What this unique God in the bosom of the Father makes known is the God whom no one has ever seen. This reading of John 1:18b was thought by a majority of the text critical committee considering the verse to be the earliest reading, although P75 (dated at the beginning of the third century) reads "the unique God" (o monogenēs Theos). The word "him," lacking in the Greek, refers to the invisible God whom no one has ever seen in the first half of verse 18. And that makes the conundrum facing the translator of John 1:18 evident:  The sentence has [the] unique God revealing the God whom no one has ever seen. The reading "the only Son" (o monogenēs uios), which makes better sense, is regarded as a scribal correction because of the obvious difficulty. In textual criticism, the more difficult reading is to be preferred.

            One member of the committee thought it doubtful that the original author would have written monogenēs Theos ("Only God") and suggested in an addendum to the full committee's report that even this earliest reading might itself be a primitive transcriptional error. This suggestion was printed in square brackets and signed A. W. (Allen Wikgren?).

            As most text critics are aware, a reconstruction of the earliest reading is "if not the original, at least of the most reliable form of the text that can still be reached on the basis [o]f the material that has been preserved."6 Hence, the text situation in John 1:18 in the light of Wikgren's corrective comment points out the limitations of textual criticism as a critical study: it does not restore the original author's copy. In this case, however, the text-critical judgment of the Editorial Committee neither restores the original, nor restores the most reliable form of the text attainable given the material preserved from antiquity. And it raises the specter of a flawed original author's copy. Errors are something that every author knows only too well, as my correction of the quoted material in the first sentence of this paragraph demonstrates. Someone's typo there, after eluding the eagle eye of its author and the professional proofreaders of volume five of the NIDB, entered the print media world flawed.

            Faced with this difficulty, modern translators of the Gospel of John find different ways to resolve the difficulty. The translations, to judge from those Bible translations on my shelf, print later scribal corrections to the Greek text in some cases. The reading that seems to occur with frequency is "the only son" (o monogenēs uios).

One creative solution is to punctuate the sentence differently so that there are three separate designations for the son: "monogenēs,7 God, the One That Is, in the bosom of the Father—that one has made him known"8 But few translators of the English language Bible have followed this suggestion.

How does your Bible read for John 1:18?

Charles W. Hedrick
Professor Emeritus
Missouri State University

1Webster's New World College Dictionary (2002), under "discrepancy."

2Wycliffe Bible PDF, "Wycliffe Bible PDF Middle English," https://ebible.org/pdf/engWycliffe/

3The word him is written in italics because it is not in Greek.

4Bruce M. Metzger, ed.
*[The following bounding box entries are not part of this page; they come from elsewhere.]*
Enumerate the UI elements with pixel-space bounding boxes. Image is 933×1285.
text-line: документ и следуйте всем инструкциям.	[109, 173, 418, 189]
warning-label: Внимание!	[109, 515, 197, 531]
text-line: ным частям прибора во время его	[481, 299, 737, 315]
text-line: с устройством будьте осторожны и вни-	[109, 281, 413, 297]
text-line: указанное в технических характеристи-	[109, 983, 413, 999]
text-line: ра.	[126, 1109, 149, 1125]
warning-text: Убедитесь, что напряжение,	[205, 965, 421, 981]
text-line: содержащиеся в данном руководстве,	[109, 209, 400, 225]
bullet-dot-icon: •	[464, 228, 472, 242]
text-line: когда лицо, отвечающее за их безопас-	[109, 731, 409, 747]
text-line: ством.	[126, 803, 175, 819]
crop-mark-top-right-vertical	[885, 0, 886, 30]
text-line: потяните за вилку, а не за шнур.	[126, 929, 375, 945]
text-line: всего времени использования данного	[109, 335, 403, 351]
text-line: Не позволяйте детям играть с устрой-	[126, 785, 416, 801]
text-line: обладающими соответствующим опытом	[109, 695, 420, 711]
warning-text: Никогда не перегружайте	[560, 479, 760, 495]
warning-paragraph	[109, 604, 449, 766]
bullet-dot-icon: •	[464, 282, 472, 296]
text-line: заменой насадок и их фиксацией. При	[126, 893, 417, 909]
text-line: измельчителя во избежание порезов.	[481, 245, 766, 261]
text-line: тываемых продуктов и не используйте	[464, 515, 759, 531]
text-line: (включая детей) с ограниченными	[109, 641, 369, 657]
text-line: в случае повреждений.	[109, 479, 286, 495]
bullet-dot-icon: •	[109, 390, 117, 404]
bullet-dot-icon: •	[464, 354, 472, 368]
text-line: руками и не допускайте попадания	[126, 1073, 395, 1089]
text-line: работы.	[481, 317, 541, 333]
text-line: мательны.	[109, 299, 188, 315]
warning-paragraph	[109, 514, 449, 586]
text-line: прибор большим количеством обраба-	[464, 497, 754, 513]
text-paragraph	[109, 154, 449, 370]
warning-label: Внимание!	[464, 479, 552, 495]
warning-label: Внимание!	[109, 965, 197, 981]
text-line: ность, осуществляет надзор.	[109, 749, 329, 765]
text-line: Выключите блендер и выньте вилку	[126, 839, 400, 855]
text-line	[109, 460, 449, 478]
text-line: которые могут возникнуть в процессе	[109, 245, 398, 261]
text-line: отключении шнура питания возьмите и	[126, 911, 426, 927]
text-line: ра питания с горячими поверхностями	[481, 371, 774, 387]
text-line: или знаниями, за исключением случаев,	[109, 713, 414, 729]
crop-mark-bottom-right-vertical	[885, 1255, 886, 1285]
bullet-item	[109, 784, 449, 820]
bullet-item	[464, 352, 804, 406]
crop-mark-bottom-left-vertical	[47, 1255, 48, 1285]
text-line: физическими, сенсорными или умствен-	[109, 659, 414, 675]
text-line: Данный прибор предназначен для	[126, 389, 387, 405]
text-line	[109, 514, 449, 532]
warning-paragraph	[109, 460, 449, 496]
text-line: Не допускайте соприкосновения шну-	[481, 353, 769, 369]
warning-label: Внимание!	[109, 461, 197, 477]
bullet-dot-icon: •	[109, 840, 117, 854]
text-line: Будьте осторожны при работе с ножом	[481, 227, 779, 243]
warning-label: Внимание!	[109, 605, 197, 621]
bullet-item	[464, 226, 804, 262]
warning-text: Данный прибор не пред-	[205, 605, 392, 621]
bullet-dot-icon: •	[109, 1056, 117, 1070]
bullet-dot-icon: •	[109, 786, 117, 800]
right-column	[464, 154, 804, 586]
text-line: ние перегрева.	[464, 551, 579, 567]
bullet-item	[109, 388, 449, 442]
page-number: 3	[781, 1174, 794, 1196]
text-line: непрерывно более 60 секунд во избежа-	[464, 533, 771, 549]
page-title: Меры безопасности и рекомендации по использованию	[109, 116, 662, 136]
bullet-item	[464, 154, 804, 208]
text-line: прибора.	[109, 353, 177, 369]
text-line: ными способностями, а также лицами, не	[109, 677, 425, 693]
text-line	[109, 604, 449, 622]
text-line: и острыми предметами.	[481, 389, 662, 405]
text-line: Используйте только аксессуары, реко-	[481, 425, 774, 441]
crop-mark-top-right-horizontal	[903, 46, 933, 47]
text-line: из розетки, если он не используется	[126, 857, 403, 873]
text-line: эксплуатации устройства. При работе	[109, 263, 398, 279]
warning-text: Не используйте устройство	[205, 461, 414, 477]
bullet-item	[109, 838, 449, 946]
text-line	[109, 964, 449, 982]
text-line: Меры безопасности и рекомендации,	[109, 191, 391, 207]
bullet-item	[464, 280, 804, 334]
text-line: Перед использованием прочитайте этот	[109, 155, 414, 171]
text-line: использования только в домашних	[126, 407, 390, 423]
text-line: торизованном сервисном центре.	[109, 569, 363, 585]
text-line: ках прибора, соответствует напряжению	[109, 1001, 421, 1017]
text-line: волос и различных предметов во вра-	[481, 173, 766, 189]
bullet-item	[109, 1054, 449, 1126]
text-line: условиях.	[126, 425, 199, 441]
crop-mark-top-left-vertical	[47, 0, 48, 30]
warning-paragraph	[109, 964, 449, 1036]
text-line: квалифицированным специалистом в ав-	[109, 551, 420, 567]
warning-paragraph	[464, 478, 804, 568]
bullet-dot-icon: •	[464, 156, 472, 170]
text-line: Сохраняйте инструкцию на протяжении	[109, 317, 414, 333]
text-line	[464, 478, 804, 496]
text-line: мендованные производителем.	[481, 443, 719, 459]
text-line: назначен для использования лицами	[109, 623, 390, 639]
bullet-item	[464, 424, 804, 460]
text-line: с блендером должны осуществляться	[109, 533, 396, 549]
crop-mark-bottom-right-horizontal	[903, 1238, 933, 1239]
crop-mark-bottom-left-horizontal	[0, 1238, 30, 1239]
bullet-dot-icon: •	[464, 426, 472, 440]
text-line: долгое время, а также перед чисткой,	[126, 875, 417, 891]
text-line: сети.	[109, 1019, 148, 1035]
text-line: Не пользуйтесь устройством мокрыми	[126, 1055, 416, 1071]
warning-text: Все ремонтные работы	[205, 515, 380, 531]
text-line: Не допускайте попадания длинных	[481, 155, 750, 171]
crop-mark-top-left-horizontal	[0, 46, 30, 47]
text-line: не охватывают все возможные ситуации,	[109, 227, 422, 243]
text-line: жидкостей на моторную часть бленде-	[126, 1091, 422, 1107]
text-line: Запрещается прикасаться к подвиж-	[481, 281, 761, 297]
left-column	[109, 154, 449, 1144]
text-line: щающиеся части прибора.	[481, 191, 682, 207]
A Textual Commentary on the Greek New Testament (2nd ed.; Stuttgart: German Bible Society, 2000), 169-70. The text critics in this case have also published the 28th revised edition of the Nestle-Aland Greek New Testament edited by the Institute for New Testament Textual Research in Germany.

5My translation.

6Joseph Verheyden, "TEXT, NT," in NIDB 5.540.

7The word monogenēs is actually an adjective but this solution reads it as if it were a noun.

8E. A. Abbott, Johannine Grammar (Eugene, OR: Wipf and Stock, 2006), 42, 55-56.